There are so many reasons you’d want to visit Thailand. Of course, there’s the fact that the Thai culture is such a friendly and tolerant one, where everyone is welcomed. Then there’s the amazing scenery, from the beautiful interior to the gorgeous beaches and islands. But there’s also the food; so many exquisite dishes to taste and try, and cooked to authentic perfection wherever you go.
Of course, Thai food is one of the most popular cuisines on an international scale and most major cities now boast a wide selection of Thai restaurants, as this round-up on Sydney’s best Thai dishes at www.deliveroo.com.au illustrates. So it goes without saying that most visitors to Thailand will have at least sampled some of the best-known dishes before they arrive in Thailand for the first time.
But nothing beats the real and authentic flavours you’ll encounter by going to Thailand, and you can also try out the amazing regional cooking variations too.
In the north in cities like Chiang Mai, it’s tradition to eat at round tables, called Khantoke tables. Many tourists make sure to attend at least one khantoke dinner and show while they’re in town. Northern Thai food tends not to include much seafood, because of its location, and to be less salty than in other regions. Many dishes from northern Thailand have been replicated in different corners around the world, but there are some that can only be sampled locally.
Burmese curry, or Kaeng Hang Lei, is a pork belly dish, which is cooked with spices that include garlic, turmeric, ginger and tamarind. It’s served as a stew.
Another Chiang Mai dish is Kaeng Khanun, a cross between a salad and a soup. As with many northern Thai dishes, it features cherry tomatoes and pork and the flavour is a mix of sour and spice. Jackfruit adds its own special flavour to the dish.
While there are many delicious Thai soups available throughout the country, Northern Thai Noodle Soup is probably the only one that includes ant eggs! Don’t let that put you off, though, when ant eggs are mixed with the mildly spiced soup, glass noodles and sweet leaves, it’s a delicious combination.
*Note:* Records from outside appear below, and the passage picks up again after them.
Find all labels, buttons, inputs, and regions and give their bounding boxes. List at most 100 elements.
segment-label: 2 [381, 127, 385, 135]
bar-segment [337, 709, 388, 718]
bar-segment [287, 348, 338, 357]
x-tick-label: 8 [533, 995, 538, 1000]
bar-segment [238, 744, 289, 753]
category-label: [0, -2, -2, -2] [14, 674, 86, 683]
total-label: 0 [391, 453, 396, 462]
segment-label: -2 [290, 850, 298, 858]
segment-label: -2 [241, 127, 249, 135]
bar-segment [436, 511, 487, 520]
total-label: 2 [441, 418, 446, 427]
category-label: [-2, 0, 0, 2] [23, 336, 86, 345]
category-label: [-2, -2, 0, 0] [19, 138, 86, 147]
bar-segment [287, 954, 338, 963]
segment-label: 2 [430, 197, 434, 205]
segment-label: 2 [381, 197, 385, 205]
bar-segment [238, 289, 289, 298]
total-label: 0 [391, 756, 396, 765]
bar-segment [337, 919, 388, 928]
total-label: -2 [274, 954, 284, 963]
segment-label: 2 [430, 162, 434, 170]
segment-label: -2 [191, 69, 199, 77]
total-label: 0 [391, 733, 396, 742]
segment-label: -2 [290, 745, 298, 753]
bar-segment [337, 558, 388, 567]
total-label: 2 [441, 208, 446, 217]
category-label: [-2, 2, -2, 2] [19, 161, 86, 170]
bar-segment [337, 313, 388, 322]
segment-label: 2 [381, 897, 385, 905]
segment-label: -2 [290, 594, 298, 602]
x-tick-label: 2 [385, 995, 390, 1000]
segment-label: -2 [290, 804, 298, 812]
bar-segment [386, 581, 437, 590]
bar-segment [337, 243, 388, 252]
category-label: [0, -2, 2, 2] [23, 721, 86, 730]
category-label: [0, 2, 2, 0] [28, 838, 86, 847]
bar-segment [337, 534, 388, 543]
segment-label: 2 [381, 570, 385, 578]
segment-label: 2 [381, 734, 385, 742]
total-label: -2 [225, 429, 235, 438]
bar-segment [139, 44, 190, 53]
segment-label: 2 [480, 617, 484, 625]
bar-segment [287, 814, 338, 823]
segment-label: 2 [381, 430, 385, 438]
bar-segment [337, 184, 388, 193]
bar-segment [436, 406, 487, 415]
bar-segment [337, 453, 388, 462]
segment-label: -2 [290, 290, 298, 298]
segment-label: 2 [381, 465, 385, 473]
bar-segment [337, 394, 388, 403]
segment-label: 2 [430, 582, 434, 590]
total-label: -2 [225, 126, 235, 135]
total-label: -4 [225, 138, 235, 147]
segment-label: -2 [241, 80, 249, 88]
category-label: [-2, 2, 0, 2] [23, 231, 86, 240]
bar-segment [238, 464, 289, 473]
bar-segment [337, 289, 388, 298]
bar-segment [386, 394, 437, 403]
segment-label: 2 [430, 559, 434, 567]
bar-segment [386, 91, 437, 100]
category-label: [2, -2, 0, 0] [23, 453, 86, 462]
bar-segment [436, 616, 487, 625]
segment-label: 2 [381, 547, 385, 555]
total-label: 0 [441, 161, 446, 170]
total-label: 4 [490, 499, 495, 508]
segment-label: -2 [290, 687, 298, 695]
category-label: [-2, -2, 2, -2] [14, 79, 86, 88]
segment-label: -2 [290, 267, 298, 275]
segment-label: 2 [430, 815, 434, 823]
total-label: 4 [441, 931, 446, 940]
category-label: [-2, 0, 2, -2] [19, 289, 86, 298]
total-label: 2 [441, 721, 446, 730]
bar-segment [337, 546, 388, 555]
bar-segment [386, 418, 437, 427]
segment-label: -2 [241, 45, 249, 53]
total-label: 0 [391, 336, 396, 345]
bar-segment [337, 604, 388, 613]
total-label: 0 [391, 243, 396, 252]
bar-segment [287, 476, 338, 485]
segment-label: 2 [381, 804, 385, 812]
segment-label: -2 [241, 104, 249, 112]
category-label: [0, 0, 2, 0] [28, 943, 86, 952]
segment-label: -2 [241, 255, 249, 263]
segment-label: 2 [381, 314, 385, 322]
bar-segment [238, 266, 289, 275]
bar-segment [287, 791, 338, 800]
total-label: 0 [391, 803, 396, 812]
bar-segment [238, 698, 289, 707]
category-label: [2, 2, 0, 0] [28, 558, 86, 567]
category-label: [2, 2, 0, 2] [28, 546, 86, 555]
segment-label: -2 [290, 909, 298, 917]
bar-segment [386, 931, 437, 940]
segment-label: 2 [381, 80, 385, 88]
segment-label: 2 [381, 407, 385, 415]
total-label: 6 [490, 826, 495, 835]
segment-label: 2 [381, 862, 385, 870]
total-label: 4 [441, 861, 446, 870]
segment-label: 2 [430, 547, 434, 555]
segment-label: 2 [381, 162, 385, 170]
The central region of Thailand is well-placed to draw ingredients from its neighbouring regions as well as its own area and many of the dishes are influenced by both the north and the south.
It’s common to have meals of four or five courses in the centre of Thailand, and as people generally eat with their families, a number of dishes are shared around the table. Dishes in a typical meal usually include a soup, a salad, a fried dish, a curry and a fish dish, as well as vegetables. Meals are often finished with a dessert and one of the most well-known is tong yod, which means gold drop. It’s a dessert made of sugar, syrup and egg yolks, and is seen as a blessing for prosperity for the diners. A variation is tong yip, which is made with similar ingredients and scented with jasmine. Each yip is a five-pointed star shape and the dessert is supposed to bring the people who eat it increased wealth.
In the south, there’s a lot of seafood included in local dishes and even when seafood itself isn’t present, fish sauce is often used, meaning that many dishes have a salty undertone. Flavours are influenced by neighbouring countries, Malaysia and Indonesia.
Thai cooking features many different curries, those in the south tend to be thicker in consistency compared with those in the north. And with an abundance of coconuts and pineapples in the region, it’s not surprising that these both feature in southern Thai cooking. For instance, Gaeng Som Pla is a sour curry, with a fish soup base mixed with curry paste and turmeric, which gives the dish an orange hue. Pineapple, bamboo shoots and papaya are often mixed into the dish.
If you’re ready to handle a spicy hit, try Gaeng Kua Kling – a dry and very spicy curry. The heat comes from a combination of chilli, lemongrass, garlic, galangal, salt and shrimp paste. The meat used can be pork, chicken or beef and while it cooks the spices are absorbed into the meat, creating a potently flavoured dish.
Wherever you end up travelling in Thailand, you’re guaranteed to have some amazing food on your travels. You may have your favourites, and there may be some dishes that you don’t like the sound of on paper, but be open-minded and ready to experiment! Your travel memories will be all the richer for it.